Progressive and more free-style unruly impulses are becoming more and more rare in our societies. Things are there for a reason and the reasons are groundless.
I trust exhibitions to give birth to energies able to ameliorate social polarization. I also trust exhibitions with the force that may activate a renewed sense of citizenship and social and community-based solidarity and empathy. But it is true that I also think the exhibition should be very attentive to forms of social communication that have been historically excluded as references and models in contemporary practices: the festival, the folklore-related ways of telling and showing, the cabaret… I also thought that I would move away or even denied the efficacy of the institutionally created spaces. However, with the years I came to think that those —a little bit obsolete — spaces are perfect to shelter us in this particular exercise of encountering each other in the public realm. They have been designed to host and cheer the public and this we should protect and reactivate under the different historical conditions we live in. But even with all their problems they are still valid. Valid are as well other spaces that also represent the common good and coexistence such as the Ocean and nature at large.

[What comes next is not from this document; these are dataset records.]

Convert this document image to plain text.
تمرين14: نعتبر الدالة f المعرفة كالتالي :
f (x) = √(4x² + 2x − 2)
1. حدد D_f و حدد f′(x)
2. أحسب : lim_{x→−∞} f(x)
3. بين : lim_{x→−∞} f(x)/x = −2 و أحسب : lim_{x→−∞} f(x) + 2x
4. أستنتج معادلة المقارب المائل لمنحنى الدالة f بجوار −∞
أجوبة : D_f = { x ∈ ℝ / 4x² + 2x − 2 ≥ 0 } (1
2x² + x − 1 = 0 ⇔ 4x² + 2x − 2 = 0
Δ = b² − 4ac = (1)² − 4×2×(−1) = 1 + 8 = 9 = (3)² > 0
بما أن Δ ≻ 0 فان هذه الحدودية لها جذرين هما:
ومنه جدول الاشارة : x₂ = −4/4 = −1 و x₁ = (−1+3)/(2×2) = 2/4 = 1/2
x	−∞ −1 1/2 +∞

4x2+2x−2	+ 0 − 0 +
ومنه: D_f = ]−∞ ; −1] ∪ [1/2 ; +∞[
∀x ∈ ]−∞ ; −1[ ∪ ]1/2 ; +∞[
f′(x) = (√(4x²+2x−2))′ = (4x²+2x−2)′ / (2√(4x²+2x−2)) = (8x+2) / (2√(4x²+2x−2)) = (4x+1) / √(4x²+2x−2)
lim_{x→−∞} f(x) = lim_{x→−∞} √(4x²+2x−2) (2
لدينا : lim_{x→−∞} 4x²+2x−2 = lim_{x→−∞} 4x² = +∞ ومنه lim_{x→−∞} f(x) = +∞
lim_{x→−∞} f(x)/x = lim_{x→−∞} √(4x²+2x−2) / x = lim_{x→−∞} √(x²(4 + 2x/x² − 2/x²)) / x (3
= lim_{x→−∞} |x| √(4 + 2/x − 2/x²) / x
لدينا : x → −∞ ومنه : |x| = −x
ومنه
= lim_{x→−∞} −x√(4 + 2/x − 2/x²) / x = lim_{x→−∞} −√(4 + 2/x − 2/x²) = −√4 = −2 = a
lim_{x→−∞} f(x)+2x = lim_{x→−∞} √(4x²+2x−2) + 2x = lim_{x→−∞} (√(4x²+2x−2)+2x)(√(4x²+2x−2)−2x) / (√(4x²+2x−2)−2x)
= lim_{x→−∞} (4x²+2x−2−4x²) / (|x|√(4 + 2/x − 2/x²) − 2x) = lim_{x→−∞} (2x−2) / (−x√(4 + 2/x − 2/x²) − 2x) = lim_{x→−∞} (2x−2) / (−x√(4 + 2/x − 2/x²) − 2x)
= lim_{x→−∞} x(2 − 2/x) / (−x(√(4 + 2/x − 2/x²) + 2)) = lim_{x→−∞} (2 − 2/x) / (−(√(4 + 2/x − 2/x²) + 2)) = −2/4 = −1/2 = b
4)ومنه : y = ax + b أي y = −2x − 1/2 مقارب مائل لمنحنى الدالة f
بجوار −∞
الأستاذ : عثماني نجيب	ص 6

I also discover through the process of listing and rereading some of the texts today many things: that it is really difficult to write; that it is really difficult to write with clarity; that it is fundamental to me to write with nearness, with love in the fingers; that writing is endangered but that we will find other ways of telling; that artists books and catalogues are really important and that is difficult to find libraries to read them and that having everything digitally accessible would be wonderful as well as having ideas as how to distribute this material among younger artists and scholars; that writing really helps to think and reflect and thinking and reflecting is an act of generosity and not only an intellectual exercise; that many writings happen in languages and contexts where access is even more difficult and therefore true exchange and dialogue is still, today, very difficult…
All in all, I am happy that I put together this with the incredible help of Esther Hunziker, artist and teacher at our Institute, and that I can only promise to update it regularly.